CLOSING the country-city divide, reducing the skills shortage in the agricultural industry, keeping people on the land and promoting agriculture in general are some of the key issues for new WAFarmers president, Trevor deLandgrafft.
The Newdegate farmer, who has been the organisation’s senior vice-president for several years, replaces Colin Nicholl, who has retired at the end of his four-year term to return to the three properties his family runs near Hyden.
In his new role Mr deLandgrafft will face many ongoing issues – the State Government’s environmental legislation, attempts to get multi-peril crop insurance policies introduced, salinity, the battle to communicate more effectively with young WA-Farmers members and, perhaps, the merger of WAFarmers with the Pastoralists and Graziers Association of WA.
Mr deLandgrafft said the city-country divide was growing.
“We have to engender the support of our city cousins,” he said.
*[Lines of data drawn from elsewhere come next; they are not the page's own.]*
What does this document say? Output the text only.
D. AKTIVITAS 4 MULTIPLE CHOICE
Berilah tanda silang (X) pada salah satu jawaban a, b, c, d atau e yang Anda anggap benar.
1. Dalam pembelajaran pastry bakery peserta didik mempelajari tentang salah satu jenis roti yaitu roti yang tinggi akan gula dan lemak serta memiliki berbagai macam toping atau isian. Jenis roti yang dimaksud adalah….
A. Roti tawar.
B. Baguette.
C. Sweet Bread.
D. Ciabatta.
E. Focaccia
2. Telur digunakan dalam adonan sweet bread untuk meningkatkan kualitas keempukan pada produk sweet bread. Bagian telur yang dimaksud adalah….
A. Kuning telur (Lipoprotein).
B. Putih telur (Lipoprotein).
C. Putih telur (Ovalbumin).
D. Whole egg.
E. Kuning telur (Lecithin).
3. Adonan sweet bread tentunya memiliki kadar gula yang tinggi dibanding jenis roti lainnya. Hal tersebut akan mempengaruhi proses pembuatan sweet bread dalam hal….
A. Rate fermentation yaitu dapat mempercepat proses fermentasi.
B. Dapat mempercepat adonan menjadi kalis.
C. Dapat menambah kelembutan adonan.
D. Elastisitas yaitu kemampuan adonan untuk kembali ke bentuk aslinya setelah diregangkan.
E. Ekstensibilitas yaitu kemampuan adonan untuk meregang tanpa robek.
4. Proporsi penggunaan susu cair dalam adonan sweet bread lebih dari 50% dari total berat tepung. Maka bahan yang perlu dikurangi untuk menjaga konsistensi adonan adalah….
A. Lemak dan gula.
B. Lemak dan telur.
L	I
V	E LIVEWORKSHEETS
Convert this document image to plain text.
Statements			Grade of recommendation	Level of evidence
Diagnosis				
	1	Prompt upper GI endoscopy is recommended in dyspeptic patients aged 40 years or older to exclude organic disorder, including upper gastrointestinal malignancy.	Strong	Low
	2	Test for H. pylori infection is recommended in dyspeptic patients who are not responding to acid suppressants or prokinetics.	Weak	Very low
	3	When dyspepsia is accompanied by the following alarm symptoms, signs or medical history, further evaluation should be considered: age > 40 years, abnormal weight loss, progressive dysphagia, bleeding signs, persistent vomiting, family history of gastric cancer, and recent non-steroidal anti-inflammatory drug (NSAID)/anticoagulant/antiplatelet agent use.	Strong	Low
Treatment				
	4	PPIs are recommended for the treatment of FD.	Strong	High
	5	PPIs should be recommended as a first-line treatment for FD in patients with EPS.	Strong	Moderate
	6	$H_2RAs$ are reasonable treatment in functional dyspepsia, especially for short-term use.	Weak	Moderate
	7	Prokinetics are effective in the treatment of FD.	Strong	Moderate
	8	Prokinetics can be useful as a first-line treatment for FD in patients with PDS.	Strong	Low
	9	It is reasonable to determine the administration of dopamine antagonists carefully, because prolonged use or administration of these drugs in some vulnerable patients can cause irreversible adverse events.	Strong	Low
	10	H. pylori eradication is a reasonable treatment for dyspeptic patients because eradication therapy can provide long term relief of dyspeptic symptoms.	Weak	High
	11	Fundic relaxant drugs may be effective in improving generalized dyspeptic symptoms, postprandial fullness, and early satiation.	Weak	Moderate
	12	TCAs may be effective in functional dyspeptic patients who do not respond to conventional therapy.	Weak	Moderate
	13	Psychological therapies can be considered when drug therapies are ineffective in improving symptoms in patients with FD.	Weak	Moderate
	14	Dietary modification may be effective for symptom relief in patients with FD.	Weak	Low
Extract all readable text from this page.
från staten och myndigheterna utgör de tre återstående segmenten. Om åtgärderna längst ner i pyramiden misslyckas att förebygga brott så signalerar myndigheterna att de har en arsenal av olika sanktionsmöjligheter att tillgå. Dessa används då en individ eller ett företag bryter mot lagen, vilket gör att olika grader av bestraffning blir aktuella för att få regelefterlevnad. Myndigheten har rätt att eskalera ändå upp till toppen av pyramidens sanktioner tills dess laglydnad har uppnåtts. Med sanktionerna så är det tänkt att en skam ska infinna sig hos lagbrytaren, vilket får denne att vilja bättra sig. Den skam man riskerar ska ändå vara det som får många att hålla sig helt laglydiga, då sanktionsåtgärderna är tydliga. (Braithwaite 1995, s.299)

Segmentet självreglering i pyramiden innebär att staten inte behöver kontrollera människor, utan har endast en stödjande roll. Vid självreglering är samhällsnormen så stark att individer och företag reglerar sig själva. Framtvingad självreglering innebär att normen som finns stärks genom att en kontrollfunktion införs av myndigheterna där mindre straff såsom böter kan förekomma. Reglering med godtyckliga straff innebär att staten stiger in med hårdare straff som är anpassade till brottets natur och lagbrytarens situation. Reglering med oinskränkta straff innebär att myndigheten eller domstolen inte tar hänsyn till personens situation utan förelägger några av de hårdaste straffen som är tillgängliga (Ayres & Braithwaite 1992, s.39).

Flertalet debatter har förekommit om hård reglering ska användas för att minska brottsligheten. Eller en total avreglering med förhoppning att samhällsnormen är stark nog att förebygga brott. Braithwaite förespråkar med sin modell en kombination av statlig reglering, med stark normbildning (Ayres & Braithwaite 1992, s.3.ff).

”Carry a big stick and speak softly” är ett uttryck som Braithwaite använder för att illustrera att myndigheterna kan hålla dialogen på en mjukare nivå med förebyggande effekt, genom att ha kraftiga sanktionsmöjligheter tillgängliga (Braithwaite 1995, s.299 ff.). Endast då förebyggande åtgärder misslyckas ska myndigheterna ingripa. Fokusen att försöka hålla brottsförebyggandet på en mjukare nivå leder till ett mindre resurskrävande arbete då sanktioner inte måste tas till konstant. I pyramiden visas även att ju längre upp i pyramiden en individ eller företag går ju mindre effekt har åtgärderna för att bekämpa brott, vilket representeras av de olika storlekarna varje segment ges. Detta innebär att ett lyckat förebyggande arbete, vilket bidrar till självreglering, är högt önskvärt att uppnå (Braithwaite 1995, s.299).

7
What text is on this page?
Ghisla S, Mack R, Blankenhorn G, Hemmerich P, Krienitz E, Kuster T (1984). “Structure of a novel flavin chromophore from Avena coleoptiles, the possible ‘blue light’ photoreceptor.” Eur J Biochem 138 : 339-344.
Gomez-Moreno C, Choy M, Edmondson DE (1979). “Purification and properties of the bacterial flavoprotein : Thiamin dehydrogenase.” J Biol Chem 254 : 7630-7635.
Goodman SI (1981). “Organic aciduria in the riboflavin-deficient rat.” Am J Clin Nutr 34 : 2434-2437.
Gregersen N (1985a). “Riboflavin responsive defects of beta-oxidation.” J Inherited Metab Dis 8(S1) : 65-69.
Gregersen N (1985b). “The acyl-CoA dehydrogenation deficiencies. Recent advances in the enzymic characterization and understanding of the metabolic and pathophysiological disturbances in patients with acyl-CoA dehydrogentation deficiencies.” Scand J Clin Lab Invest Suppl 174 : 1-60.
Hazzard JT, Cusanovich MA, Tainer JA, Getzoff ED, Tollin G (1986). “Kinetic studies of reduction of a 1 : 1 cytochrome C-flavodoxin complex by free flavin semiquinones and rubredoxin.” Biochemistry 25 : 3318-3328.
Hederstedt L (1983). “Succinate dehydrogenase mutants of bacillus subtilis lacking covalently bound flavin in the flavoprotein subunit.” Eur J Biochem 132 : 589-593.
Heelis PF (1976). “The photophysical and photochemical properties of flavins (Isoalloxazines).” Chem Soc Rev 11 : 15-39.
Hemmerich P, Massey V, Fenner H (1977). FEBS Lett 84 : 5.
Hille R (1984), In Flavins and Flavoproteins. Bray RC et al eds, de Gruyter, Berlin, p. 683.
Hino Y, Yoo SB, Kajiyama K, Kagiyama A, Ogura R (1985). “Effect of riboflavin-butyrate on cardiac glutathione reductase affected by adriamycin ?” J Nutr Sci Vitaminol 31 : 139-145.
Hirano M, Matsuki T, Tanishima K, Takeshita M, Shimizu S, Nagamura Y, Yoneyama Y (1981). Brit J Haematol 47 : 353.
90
One of the tools at his disposal to close the divide is employment.
Agriculture is the largest single employer in WA, accounting for more than 10 per cent of the general population.
However, the industry also faces a skills shortage.
“People who have the affinity with a rural setting and can operate the activities of a farm are in high demand,” Mr deLandgrafft said.
“Traditionally, farmers have been their own labour. But as farms get larger through rationalisation they are relying more and more on staff.”
Farm machinery operators and shearers are also in demand.
Mr deLandgrafft said demand was high for machinery operators who could operate machinery such as tractors and seeders in the main planting months of May and June. A similar demand exists during harvest, although some of that is for truck drivers to cart the crop. Perth contractors have filled that need for many years.
There is also the problem of keeping young people on the farms.
“The depopulation of rural areas is a curse,” Mr deLandgrafft said.
“The things that don’t help are government cutbacks on essential services. Roads are a real issue.”
Mr deLandgrafft said WAFarmers was trying to become registered as a rural training organisation.
“If we can lift the profile of agriculture as a professional industry it will make it more sustainable,” he said.
Mr deLandgrafft acknowledged there was a lot the industry could do to help itself.
“We have a lot of control over most of the issues in front of us,” he said.
“We can make sure the conditions out there are up to scratch.
“City people often don’t know about the good conditions they’ll experience in the country.
“Fly-in fly-out mining doesn’t give anywhere near the lifestyle and stable employment in a country setting.”
Generational change is another issue organisations such as WAFarmers will have to deal with.
Mr deLandgrafft said his appointment was a step in that direction, as he was of a younger generation than his predecessor.